Ga naar de inhoud
Home » Korte Verhalen » Gesloten Kring

Gesloten Kring

Er was iets in de lucht van het kleine stadje, een soort kilte die dwars door jeans en leren jacks sneed. Johan zag zijn adem wolkjes vormen in de koude winterlucht terwijl hij door de verlaten straten liep. Alles hier voelde plotseling zo bekend, maar toch verre van welkom. Het had jaren geduurd voordat hij de moed kon opbrengen om terug te keren, maar eindelijk was hij hier, vastbesloten om iets recht te zetten dat allang verbroken was.

Het huis van Bas stond nog steeds op dezelfde hoek, net zo versleten als de laatste keer dat Johan het zag. De brievenbus hing los, alsof iemand hem een tijdje terug een flinke trap had gegeven en nooit de moeite had genomen om het te repareren. Johan slikte, zijn hart bonkte in zijn borstkas. Hij wist nog goed hoe hun vriendschap een abrupt en pijnlijk einde had gekregen. ‘Excuses aanbieden,’ bleef hij tegen zichzelf herhalen. Het was maar een paar woorden, maar ze voelden als een molensteen om zijn nek.

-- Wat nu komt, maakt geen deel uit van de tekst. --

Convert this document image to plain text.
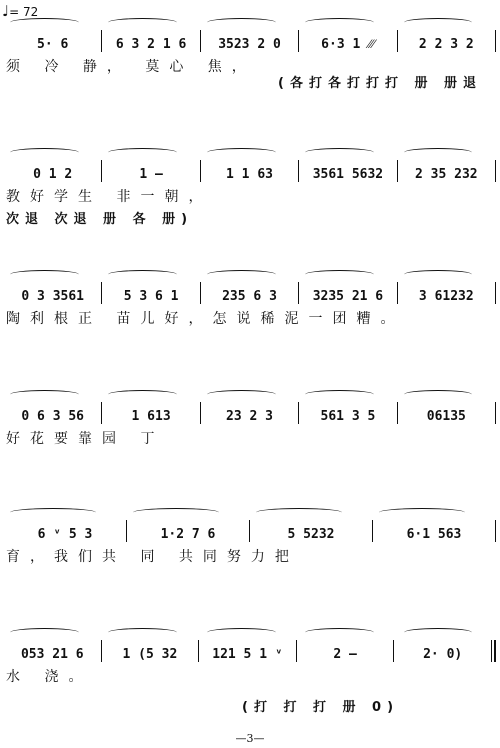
♩= 72
5· 6	6 3 2 1 6	3523 2 0	6·3 1 ⁄⁄⁄	2 2 3 2
须 冷 静， 莫心 焦，
(各打各打打打 册 册退
0 1 2	1 —	1 1 63	3561 5632	2 35 232
教好学生 非一朝，
次退 次退 册 各 册)
0 3 3561	5 3 6 1	235 6 3	3235 21 6	3 61232
陶利根正 苗儿好，怎说稀泥一团糟。
0 6 3 56	1 613	23 2 3	561 3 5	06135
好花要靠园 丁
6 ᵛ 5 3	1·2 7 6	5 5232	6·1 563
育，我们共 同 共同努力把
053 21 6	1 (5 32	121 5 1 ᵛ	2 —	2· 0)
水 浇。
(打 打 打 册 0)
—3—
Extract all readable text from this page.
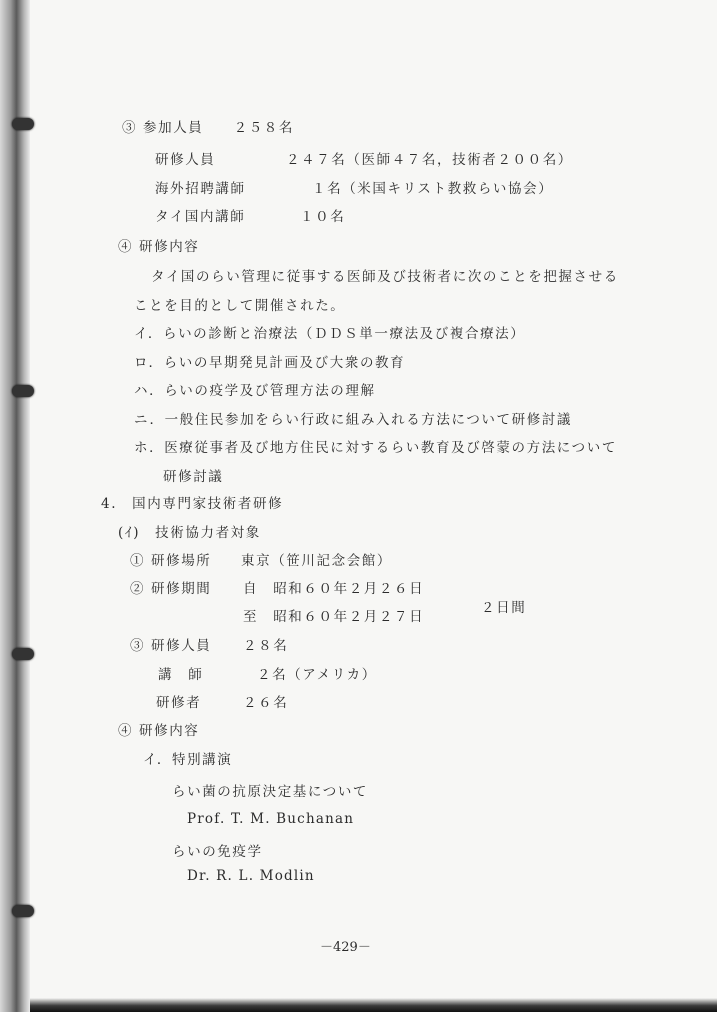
③ 参加人員　　２５８名
研修人員	２４７名（医師４７名，技術者２００名）
海外招聘講師	１名（米国キリスト教救らい協会）
タイ国内講師	１０名
④ 研修内容
タイ国のらい管理に従事する医師及び技術者に次のことを把握させる
ことを目的として開催された。
イ．らいの診断と治療法（ＤＤＳ単一療法及び複合療法）
ロ．らいの早期発見計画及び大衆の教育
ハ．らいの疫学及び管理方法の理解
ニ．一般住民参加をらい行政に組み入れる方法について研修討議
ホ．医療従事者及び地方住民に対するらい教育及び啓蒙の方法について
研修討議
4.　国内専門家技術者研修
(ｲ)　技術協力者対象
① 研修場所 東京（笹川記念会館）
② 研修期間 自　昭和６０年２月２６日
至　昭和６０年２月２７日
２日間
③ 研修人員 ２８名
講　師	２名（アメリカ）
研修者	２６名
④ 研修内容
イ．特別講演
らい菌の抗原決定基について
Prof. T. M. Buchanan
らいの免疫学
Dr. R. L. Modlin
－429－
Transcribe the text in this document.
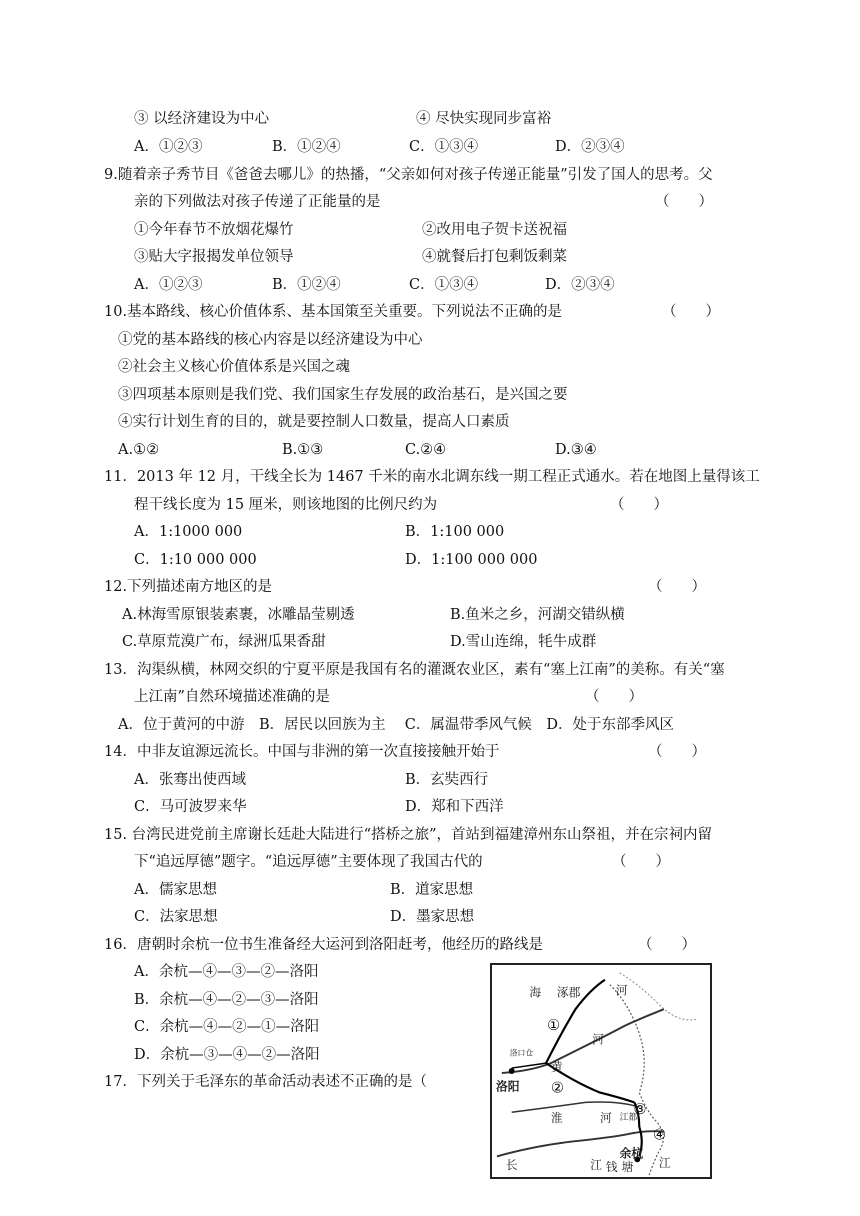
③ 以经济建设为中心	④ 尽快实现同步富裕
A．①②③	B．①②④	C．①③④	D．②③④
9.随着亲子秀节目《爸爸去哪儿》的热播，“父亲如何对孩子传递正能量”引发了国人的思考。父
亲的下列做法对孩子传递了正能量的是	（　　）
①今年春节不放烟花爆竹	②改用电子贺卡送祝福
③贴大字报揭发单位领导	④就餐后打包剩饭剩菜
A．①②③	B．①②④	C．①③④	D．②③④
10.基本路线、核心价值体系、基本国策至关重要。下列说法不正确的是	（　　）
①党的基本路线的核心内容是以经济建设为中心
②社会主义核心价值体系是兴国之魂
③四项基本原则是我们党、我们国家生存发展的政治基石，是兴国之要
④实行计划生育的目的，就是要控制人口数量，提高人口素质
A.①②	B.①③	C.②④	D.③④
11．2013 年 12 月，干线全长为 1467 千米的南水北调东线一期工程正式通水。若在地图上量得该工
程干线长度为 15 厘米，则该地图的比例尺约为	（　　）
A．1:1000 000	B．1:100 000
C．1:10 000 000	D．1:100 000 000
12.下列描述南方地区的是	（　　）
A.林海雪原银装素裹，冰雕晶莹剔透	B.鱼米之乡，河湖交错纵横
C.草原荒漠广布，绿洲瓜果香甜	D.雪山连绵，牦牛成群
13．沟渠纵横，林网交织的宁夏平原是我国有名的灌溉农业区，素有“塞上江南”的美称。有关“塞
上江南”自然环境描述准确的是	（　　）
A．位于黄河的中游　B．居民以回族为主　 C．属温带季风气候　D．处于东部季风区
14．中非友谊源远流长。中国与非洲的第一次直接接触开始于	（　　）
A．张骞出使西域	B．玄奘西行
C．马可波罗来华	D．郑和下西洋
15. 台湾民进党前主席谢长廷赴大陆进行“搭桥之旅”，首站到福建漳州东山祭祖，并在宗祠内留
下“追远厚德”题字。“追远厚德”主要体现了我国古代的	（　　）
A．儒家思想	B．道家思想
C．法家思想	D．墨家思想
16．唐朝时余杭一位书生准备经大运河到洛阳赶考，他经历的路线是	（　　）
A．余杭—④—③—②—洛阳
B．余杭—④—②—③—洛阳
C．余杭—④—②—①—洛阳
D．余杭—③—④—②—洛阳
17．下列关于毛泽东的革命活动表述不正确的是（
海 涿郡	河
河
洛口仓
黄
洛阳
淮	河 江都
余杭
长	江 钱 塘 江
①
②
③
④
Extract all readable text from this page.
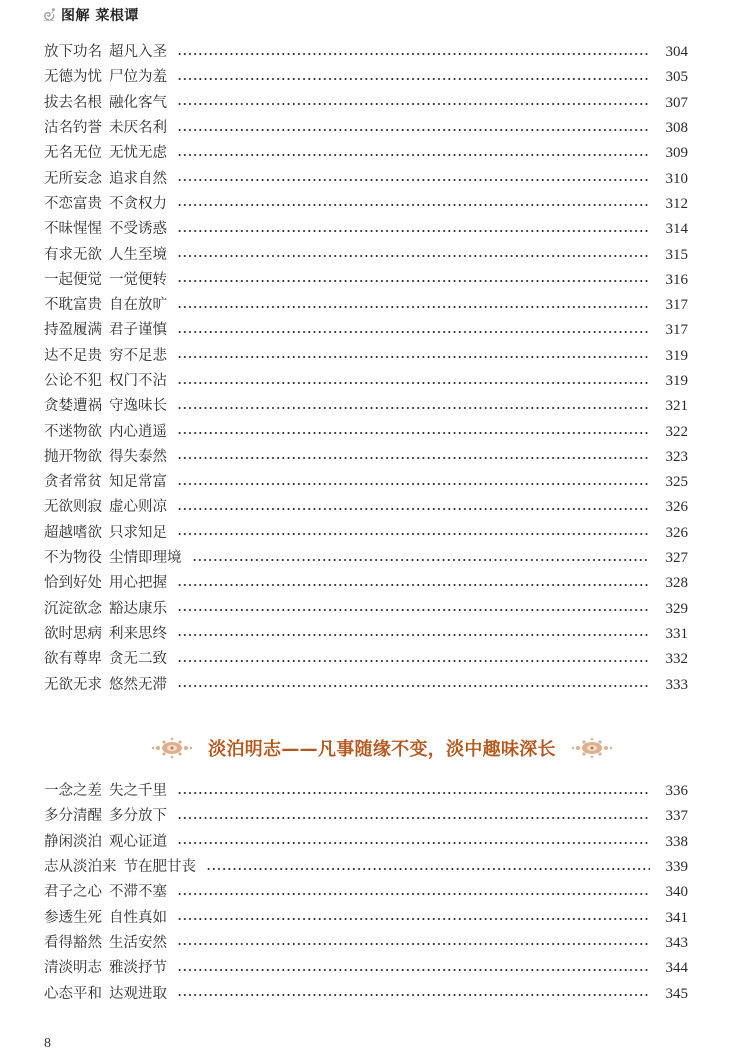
图解 菜根谭
放下功名 超凡入圣	304
无德为忧 尸位为羞	305
拔去名根 融化客气	307
沽名钓誉 未厌名利	308
无名无位 无忧无虑	309
无所妄念 追求自然	310
不恋富贵 不贪权力	312
不昧惺惺 不受诱惑	314
有求无欲 人生至境	315
一起便觉 一觉便转	316
不耽富贵 自在放旷	317
持盈履满 君子谨慎	317
达不足贵 穷不足悲	319
公论不犯 权门不沾	319
贪婪遭祸 守逸味长	321
不迷物欲 内心逍遥	322
抛开物欲 得失泰然	323
贪者常贫 知足常富	325
无欲则寂 虚心则凉	326
超越嗜欲 只求知足	326
不为物役 尘情即理境	327
恰到好处 用心把握	328
沉淀欲念 豁达康乐	329
欲时思病 利来思终	331
欲有尊卑 贪无二致	332
无欲无求 悠然无滞	333
淡泊明志——凡事随缘不变，淡中趣味深长
一念之差 失之千里	336
多分清醒 多分放下	337
静闲淡泊 观心证道	338
志从淡泊来 节在肥甘丧	339
君子之心 不滞不塞	340
参透生死 自性真如	341
看得豁然 生活安然	343
清淡明志 雅淡抒节	344
心态平和 达观进取	345
8
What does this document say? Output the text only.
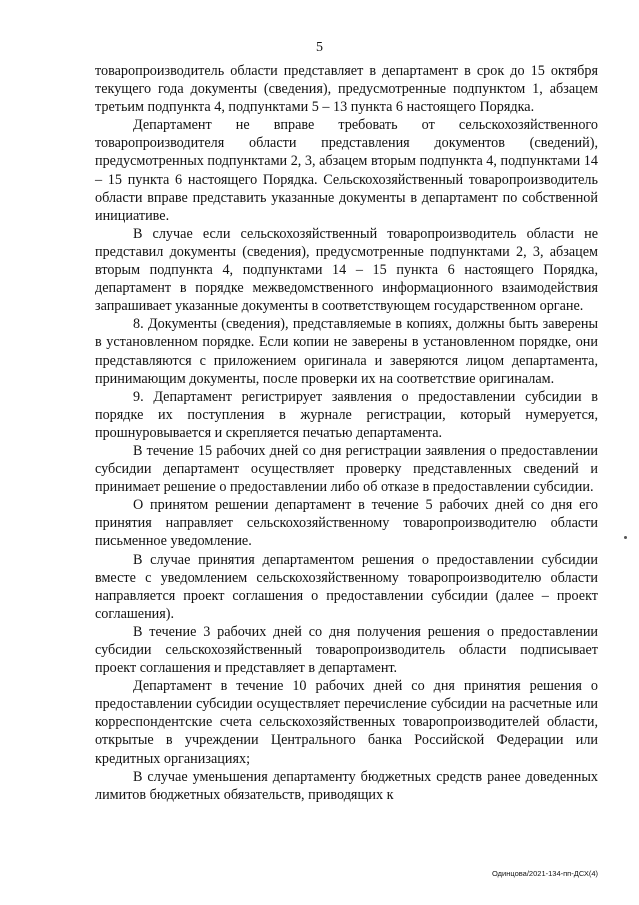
5

товаропроизводитель области представляет в департамент в срок до 15 октября текущего года документы (сведения), предусмотренные подпунктом 1, абзацем третьим подпункта 4, подпунктами 5 – 13 пункта 6 настоящего Порядка.

Департамент не вправе требовать от сельскохозяйственного товаропроизводителя области представления документов (сведений), предусмотренных подпунктами 2, 3, абзацем вторым подпункта 4, подпунктами 14 – 15 пункта 6 настоящего Порядка. Сельскохозяйственный товаропроизводитель области вправе представить указанные документы в департамент по собственной инициативе.

В случае если сельскохозяйственный товаропроизводитель области не представил документы (сведения), предусмотренные подпунктами 2, 3, абзацем вторым подпункта 4, подпунктами 14 – 15 пункта 6 настоящего Порядка, департамент в порядке межведомственного информационного взаимодействия запрашивает указанные документы в соответствующем государственном органе.

8. Документы (сведения), представляемые в копиях, должны быть заверены в установленном порядке. Если копии не заверены в установленном порядке, они представляются с приложением оригинала и заверяются лицом департамента, принимающим документы, после проверки их на соответствие оригиналам.

9. Департамент регистрирует заявления о предоставлении субсидии в порядке их поступления в журнале регистрации, который нумеруется, прошнуровывается и скрепляется печатью департамента.

В течение 15 рабочих дней со дня регистрации заявления о предоставлении субсидии департамент осуществляет проверку представленных сведений и принимает решение о предоставлении либо об отказе в предоставлении субсидии.

О принятом решении департамент в течение 5 рабочих дней со дня его принятия направляет сельскохозяйственному товаропроизводителю области письменное уведомление.

В случае принятия департаментом решения о предоставлении субсидии вместе с уведомлением сельскохозяйственному товаропроизводителю области направляется проект соглашения о предоставлении субсидии (далее – проект соглашения).

В течение 3 рабочих дней со дня получения решения о предоставлении субсидии сельскохозяйственный товаропроизводитель области подписывает проект соглашения и представляет в департамент.

Департамент в течение 10 рабочих дней со дня принятия решения о предоставлении субсидии осуществляет перечисление субсидии на расчетные или корреспондентские счета сельскохозяйственных товаропроизводителей области, открытые в учреждении Центрального банка Российской Федерации или кредитных организациях;

В случае уменьшения департаменту бюджетных средств ранее доведенных лимитов бюджетных обязательств, приводящих к

Одинцова/2021-134-пп-ДСХ(4)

Hij pakte de verroeste deurklopper en klopte driemaal. Even later opende een vrouw de deur. Simone, de zus van Bas, keek hem aan met een mengeling van verbazing en angst.

“Johan?” Haar stem brak een beetje. Een golf van herinneringen spoelde over hem heen—lachen met Bas, avonden doorbrengen bij het kampvuur en de nachtmerrie die hun vriendschap eindigde.

“Ik ben hier om met Bas te praten,” zei Johan, zijn stem zachter dan hij had willen laten klinken. Simone knikte langzaam en gebaarde hem binnen te komen. Het interieur van het huis had nog steeds die muffe geur van stof en oude herinneringen.

Bas zat in de woonkamer, zijn gezicht gehard door de jaren en misschien ook wel door de pijn. Hij keek Johan aan zonder iets te zeggen, maar zijn ogen spraken boekdelen.

“Bas,” begon Johan, “ik weet dat het lang geleden is en dat ik veel verpest heb. Maar ik ben hier om mijn excuses aan te bieden voor alles wat ik heb gezegd en gedaan.”

De stilte na zijn woorden was ondraaglijk. Bas bleef hem aankijken, zijn gelaatsuitdrukking echter onleesbaar. Na wat een eeuwigheid leek, zuchtte Bas diep.

“Je hebt me niet alleen gekwetst, Johan,” zei Bas uiteindelijk, zijn stem zwaar van emotie. “Je hebt ons allemaal gekwetst. Maar dat is het verleden. Het is moeilijk, maar ik wil ook verder kunnen.”

Johan knikte, een traan liep langzaam over zijn wang. “Ik begrijp het, en ik ga je niet vragen om het te vergeten. Maar ik wil proberen het goed te maken, hoe dan ook.”

Voor het eerst in jaren zag Johan een flikker van de oude Bas in zijn ogen. De kilte in de kamer leek een beetje te verzachten. Simone kwam de kamer binnen met drie koppen warme koffie, en voor het eerst in lang voelde Johan een sprankje hoop. Misschien was dit het begin van herstel, een kleine stap in de richting van verzoening.

Ze zaten daar samen, oude wonden nog altijd vers maar eindelijk zichtbaar, niet langer verborgen. Sippend aan hun koffie, begonnen ze weer voorzichtig te praten, de kring van hun vriendschap weer te sluiten, één voorzichtig woord tegelijk.